Website logo
Home

Blog

DJI Will Pay $30K to Man Who Accidentally Hacked 7,000 Roma Slaves |The Verge

DJI Will Pay $30K to Man Who Accidentally Hacked 7,000 Roma Slaves |The Verge

DJI will pay Sammy Azdoufal $30,000 after he used Claude Code to accidentally access a network of 7,000 robot vacuum cleaners. On Valentine's Day, I'm bringing you a story that's making headlines around the world: how a man trying to...

DJI Will Pay 30K to Man Who Accidentally Hacked 7000 Roma Slaves The Verge

DJI will pay Sammy Azdoufal $30,000 after he used Claude Code to accidentally access a network of 7,000 robot vacuum cleaners.

On Valentine's Day, I'm bringing you a story that's making headlines around the world: how a man trying to control a DJI robot vacuum cleaner with a PlayStation gamepad found an entire network of 7,000 remote-controlled DJI robots to look into other people's homes.

DJI to pay $30,000 to man who accidentally hacked 7,000 space slaves

$30,000 to whoever hacked DJI's robot network.

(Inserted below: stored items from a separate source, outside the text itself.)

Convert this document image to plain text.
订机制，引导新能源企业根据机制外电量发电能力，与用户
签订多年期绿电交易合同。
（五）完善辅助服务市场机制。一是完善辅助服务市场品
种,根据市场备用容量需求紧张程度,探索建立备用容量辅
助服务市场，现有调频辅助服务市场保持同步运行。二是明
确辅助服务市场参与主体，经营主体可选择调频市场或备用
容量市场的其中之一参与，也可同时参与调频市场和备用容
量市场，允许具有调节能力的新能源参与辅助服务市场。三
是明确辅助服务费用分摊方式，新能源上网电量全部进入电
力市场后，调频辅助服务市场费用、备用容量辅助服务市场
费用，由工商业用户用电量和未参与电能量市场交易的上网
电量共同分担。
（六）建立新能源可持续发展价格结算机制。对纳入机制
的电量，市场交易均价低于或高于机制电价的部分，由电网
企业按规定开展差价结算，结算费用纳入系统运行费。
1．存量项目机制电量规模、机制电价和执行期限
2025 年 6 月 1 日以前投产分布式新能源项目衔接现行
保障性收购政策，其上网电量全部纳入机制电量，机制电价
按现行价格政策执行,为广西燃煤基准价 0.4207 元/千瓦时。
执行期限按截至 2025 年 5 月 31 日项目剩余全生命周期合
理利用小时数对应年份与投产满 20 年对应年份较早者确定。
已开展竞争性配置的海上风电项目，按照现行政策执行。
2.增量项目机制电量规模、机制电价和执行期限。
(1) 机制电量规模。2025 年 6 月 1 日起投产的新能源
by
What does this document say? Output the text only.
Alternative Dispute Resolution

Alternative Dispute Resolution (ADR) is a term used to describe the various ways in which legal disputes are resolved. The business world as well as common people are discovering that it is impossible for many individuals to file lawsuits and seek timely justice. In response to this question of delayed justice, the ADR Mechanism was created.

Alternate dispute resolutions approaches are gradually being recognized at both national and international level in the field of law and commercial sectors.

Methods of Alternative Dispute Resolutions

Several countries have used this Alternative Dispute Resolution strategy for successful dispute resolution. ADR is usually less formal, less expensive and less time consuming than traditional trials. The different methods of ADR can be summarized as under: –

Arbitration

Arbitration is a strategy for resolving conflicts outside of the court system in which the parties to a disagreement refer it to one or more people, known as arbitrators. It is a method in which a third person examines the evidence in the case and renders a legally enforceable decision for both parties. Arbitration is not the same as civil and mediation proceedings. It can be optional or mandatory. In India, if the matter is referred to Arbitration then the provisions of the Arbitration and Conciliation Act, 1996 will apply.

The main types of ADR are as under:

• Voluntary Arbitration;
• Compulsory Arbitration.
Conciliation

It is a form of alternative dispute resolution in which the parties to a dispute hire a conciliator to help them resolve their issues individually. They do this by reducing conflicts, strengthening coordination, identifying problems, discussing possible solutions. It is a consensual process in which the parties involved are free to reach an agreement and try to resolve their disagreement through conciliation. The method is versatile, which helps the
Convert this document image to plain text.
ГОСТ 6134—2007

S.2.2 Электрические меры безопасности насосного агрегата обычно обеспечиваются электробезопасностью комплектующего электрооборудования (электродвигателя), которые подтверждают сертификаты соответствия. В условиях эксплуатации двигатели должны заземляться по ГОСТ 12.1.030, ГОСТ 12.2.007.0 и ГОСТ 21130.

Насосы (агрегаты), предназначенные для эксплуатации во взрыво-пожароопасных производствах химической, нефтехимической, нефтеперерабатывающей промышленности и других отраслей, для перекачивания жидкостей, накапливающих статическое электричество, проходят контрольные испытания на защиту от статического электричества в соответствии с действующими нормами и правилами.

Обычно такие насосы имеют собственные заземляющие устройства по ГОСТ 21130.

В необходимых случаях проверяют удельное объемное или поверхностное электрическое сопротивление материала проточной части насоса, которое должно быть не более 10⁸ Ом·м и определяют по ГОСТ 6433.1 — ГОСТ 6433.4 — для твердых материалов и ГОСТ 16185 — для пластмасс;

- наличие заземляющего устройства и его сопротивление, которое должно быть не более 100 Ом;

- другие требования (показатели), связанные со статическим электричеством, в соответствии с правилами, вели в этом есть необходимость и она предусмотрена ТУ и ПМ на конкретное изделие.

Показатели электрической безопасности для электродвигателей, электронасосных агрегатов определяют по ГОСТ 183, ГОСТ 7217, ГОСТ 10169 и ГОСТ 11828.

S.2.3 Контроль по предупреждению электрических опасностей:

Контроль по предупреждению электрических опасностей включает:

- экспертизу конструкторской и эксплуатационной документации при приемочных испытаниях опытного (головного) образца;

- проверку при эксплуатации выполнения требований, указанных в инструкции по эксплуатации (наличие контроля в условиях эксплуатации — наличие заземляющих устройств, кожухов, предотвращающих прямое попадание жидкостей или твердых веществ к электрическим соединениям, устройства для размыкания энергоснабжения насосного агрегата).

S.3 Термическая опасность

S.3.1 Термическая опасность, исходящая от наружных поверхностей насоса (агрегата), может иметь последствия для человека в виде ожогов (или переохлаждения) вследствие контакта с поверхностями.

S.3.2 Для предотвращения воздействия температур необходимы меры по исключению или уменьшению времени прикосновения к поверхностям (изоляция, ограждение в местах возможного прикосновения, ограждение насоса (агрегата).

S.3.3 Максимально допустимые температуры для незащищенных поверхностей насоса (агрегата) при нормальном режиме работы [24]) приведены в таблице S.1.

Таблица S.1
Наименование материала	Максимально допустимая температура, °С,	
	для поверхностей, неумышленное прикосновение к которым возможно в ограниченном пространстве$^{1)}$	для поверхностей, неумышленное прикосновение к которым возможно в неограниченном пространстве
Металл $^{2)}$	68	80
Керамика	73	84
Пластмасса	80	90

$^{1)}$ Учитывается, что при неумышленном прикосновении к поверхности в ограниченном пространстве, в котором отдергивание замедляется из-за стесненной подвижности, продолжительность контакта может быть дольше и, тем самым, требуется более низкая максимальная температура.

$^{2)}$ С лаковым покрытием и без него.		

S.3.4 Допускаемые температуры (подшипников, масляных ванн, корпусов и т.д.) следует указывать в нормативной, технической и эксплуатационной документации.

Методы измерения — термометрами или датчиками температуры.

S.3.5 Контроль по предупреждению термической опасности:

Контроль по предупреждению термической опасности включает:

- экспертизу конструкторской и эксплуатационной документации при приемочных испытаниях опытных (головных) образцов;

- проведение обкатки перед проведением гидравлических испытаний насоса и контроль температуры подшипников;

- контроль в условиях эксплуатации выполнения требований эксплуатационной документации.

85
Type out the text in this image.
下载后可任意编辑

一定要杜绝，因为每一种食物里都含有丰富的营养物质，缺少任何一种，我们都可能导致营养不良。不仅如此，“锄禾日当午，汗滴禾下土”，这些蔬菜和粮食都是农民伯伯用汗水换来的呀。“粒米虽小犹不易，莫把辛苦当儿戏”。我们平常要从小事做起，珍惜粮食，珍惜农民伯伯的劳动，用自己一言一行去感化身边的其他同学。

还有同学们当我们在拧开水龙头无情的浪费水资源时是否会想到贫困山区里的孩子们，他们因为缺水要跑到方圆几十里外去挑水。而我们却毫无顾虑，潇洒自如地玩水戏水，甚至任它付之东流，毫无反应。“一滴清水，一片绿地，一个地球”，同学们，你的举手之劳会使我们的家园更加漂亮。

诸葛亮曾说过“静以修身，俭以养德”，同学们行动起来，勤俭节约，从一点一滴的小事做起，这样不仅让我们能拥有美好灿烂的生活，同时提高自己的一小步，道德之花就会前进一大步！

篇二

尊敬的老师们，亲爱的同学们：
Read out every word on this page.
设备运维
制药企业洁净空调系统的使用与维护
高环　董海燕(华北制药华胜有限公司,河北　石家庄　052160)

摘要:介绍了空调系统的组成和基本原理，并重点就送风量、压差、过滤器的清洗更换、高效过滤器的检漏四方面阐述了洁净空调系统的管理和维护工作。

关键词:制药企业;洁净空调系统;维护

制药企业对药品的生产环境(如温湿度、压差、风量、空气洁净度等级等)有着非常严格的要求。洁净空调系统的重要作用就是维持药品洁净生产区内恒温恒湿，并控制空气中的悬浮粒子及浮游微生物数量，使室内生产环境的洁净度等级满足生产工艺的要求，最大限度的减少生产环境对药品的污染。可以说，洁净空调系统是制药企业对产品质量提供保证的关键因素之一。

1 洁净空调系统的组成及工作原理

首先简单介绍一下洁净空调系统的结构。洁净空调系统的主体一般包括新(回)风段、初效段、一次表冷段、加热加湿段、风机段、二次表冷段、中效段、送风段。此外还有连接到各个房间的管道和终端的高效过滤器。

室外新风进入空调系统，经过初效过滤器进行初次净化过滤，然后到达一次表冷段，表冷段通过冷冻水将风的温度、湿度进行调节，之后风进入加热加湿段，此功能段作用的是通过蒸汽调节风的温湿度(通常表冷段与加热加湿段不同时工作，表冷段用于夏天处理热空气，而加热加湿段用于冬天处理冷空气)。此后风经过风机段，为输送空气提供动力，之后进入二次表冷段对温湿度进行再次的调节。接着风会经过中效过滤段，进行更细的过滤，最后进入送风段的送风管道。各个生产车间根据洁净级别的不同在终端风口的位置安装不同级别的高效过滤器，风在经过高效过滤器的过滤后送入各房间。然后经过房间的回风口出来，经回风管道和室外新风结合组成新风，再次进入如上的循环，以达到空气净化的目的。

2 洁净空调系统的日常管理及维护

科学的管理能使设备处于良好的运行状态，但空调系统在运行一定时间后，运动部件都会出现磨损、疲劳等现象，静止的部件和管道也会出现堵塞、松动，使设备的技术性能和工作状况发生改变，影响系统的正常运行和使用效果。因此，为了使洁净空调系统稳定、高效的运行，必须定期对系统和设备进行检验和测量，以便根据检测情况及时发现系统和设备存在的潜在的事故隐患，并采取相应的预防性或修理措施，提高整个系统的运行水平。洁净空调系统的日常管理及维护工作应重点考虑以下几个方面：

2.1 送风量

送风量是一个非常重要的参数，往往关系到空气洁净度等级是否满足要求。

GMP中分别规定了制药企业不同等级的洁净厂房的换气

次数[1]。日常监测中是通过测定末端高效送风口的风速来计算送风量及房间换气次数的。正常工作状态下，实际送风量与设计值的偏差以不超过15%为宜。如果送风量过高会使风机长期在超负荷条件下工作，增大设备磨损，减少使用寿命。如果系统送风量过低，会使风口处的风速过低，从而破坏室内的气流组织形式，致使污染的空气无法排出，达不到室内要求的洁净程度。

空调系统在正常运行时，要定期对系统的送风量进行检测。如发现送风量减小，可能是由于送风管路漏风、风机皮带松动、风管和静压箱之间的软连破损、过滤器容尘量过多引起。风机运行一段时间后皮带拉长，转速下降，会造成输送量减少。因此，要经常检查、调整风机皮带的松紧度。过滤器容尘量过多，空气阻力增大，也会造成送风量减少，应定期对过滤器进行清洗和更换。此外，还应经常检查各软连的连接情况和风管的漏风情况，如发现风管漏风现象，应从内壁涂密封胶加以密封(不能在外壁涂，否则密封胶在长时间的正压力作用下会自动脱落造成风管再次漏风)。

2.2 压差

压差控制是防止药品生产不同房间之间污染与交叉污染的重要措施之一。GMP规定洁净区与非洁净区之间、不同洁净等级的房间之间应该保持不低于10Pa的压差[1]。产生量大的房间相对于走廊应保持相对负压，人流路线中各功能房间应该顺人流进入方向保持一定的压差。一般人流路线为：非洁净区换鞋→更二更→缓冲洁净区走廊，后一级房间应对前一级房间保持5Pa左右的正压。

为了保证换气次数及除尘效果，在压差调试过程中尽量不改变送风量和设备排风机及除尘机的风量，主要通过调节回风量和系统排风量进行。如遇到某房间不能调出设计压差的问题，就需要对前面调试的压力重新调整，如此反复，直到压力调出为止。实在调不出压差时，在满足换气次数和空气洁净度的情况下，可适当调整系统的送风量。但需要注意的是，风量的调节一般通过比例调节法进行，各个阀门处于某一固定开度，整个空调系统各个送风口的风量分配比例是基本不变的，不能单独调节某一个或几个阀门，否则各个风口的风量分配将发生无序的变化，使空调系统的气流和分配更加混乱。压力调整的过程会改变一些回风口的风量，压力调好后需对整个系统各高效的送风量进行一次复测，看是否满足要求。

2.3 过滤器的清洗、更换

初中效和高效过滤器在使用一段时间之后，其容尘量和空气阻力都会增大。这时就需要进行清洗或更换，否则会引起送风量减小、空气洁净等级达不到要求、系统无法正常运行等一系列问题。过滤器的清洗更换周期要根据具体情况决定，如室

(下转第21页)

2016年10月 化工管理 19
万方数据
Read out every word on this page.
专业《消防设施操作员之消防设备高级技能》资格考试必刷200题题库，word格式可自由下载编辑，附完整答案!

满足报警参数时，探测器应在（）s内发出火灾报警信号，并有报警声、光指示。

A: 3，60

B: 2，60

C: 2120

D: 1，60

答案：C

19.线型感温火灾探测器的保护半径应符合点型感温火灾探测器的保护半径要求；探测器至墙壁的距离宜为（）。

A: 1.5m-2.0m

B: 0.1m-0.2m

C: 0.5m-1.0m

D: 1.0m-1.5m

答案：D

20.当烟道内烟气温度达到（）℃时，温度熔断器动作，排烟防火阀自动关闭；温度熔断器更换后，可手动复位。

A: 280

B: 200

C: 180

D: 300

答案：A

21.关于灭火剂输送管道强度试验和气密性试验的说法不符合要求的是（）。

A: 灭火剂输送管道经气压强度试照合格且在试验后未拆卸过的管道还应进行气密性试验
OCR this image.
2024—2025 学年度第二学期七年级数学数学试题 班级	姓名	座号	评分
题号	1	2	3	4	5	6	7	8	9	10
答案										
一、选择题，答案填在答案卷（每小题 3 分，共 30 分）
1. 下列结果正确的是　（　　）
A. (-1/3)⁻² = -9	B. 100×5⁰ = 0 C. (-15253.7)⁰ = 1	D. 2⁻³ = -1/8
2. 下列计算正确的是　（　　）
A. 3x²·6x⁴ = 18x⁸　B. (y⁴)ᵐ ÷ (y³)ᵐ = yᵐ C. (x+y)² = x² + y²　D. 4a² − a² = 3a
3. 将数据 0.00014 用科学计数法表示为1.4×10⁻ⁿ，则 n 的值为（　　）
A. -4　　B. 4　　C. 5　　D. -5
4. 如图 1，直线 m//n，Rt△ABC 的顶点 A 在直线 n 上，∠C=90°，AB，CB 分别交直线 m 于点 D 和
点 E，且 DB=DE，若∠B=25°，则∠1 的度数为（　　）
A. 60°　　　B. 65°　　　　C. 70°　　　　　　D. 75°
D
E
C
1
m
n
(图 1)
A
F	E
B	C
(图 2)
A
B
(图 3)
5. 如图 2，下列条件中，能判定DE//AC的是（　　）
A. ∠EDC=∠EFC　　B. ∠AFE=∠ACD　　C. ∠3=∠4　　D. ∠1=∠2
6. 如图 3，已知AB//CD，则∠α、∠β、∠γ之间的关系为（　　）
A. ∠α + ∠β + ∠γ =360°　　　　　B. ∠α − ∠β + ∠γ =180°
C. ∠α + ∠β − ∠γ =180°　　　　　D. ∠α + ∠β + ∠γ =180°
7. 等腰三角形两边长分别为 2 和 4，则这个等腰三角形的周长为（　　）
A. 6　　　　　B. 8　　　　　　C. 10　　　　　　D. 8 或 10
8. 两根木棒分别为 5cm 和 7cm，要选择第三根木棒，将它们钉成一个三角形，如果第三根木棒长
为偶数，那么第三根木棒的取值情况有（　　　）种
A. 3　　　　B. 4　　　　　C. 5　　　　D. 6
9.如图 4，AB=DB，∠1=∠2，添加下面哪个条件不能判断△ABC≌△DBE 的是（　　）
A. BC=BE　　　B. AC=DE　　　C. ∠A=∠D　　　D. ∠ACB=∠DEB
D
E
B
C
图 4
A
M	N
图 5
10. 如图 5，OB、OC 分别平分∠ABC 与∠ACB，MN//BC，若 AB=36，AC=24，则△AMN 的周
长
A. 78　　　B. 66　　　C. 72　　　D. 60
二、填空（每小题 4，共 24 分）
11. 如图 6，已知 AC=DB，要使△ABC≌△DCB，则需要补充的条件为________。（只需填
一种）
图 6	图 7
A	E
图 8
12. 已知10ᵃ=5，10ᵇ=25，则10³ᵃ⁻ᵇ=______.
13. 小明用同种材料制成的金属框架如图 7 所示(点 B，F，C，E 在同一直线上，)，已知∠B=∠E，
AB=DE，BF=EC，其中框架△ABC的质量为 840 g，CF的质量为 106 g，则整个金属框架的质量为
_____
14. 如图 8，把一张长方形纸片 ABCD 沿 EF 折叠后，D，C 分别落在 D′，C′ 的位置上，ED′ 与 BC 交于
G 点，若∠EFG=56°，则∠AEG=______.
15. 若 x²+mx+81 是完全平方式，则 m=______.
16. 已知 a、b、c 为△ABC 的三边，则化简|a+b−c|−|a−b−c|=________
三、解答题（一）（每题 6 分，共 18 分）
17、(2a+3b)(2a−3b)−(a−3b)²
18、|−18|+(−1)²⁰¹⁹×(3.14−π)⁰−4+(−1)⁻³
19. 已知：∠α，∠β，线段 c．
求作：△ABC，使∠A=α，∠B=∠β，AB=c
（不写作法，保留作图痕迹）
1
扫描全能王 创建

$30,000 for anyone who hacked DJI's robotic network.

To be clear, the man, Sammy Azdoufal, started finding some relative vulnerabilities before DJI showed how penetrating he could be.But it's unclear whether DJI will pay him for his discovery, especially after how it treated security researcher Kevin Finisterre in 2017 — or how quickly DJI can patch additional vulnerabilities discovered by Azdoufal.

Today, we have some answers.

DJI will pay Azdoufal $30,000 for a single discovery, according to an email shared with The Verge, without specifying which discovery he is being paid for.While DJI did not name Azdoufal, it confirmed to Verge that it had “paid” an unnamed security researcher for his work.

DJI also did not disclose which discoveries it is paying for, but said Azdoufal has already addressed an additional vulnerability that may have allowed someone to watch video streams on a DJI Romo without a secure pin."I can confirm that the PIN security monitoring was addressed in late February," DJI spokeswoman Daisy Kong said.

You might ask: What about the vulnerability that looked so bad we refused to cover it in our original story?DJI tells me it's working on that, too: "We've also started updating the entire system. This includes a number of updates, which we expect to be fully implemented within a month."

DJI also published a public blog post today about the DJI Romo's security tightening, crediting "two independent security researchers" for discovering the same issue, while continuing to claim that it discovered the original issue itself.

There, DJI seems to suggest that everything is already with Romo: "We have made updates to address the issue fully."But again, there's no downside, and DJI told The Verge that it could take up to another month.

In the blog post, DJI also said that Romo already has ETSI, EU, and UL certifications for security—which could raise questions about how useful those certifications really are if someone with the Claude Code can access an entire network full of robovacs!—and that it will continue to test, fix, and subject Romo and its app to independent third-party security audits.

DJI writes that it is "committed to deepening our engagement with the security research community, and we will soon introduce new ways for researchers to collaborate and collaborate with us."

Latest Sports, Health, and Entertainment updates — all in English for global readers.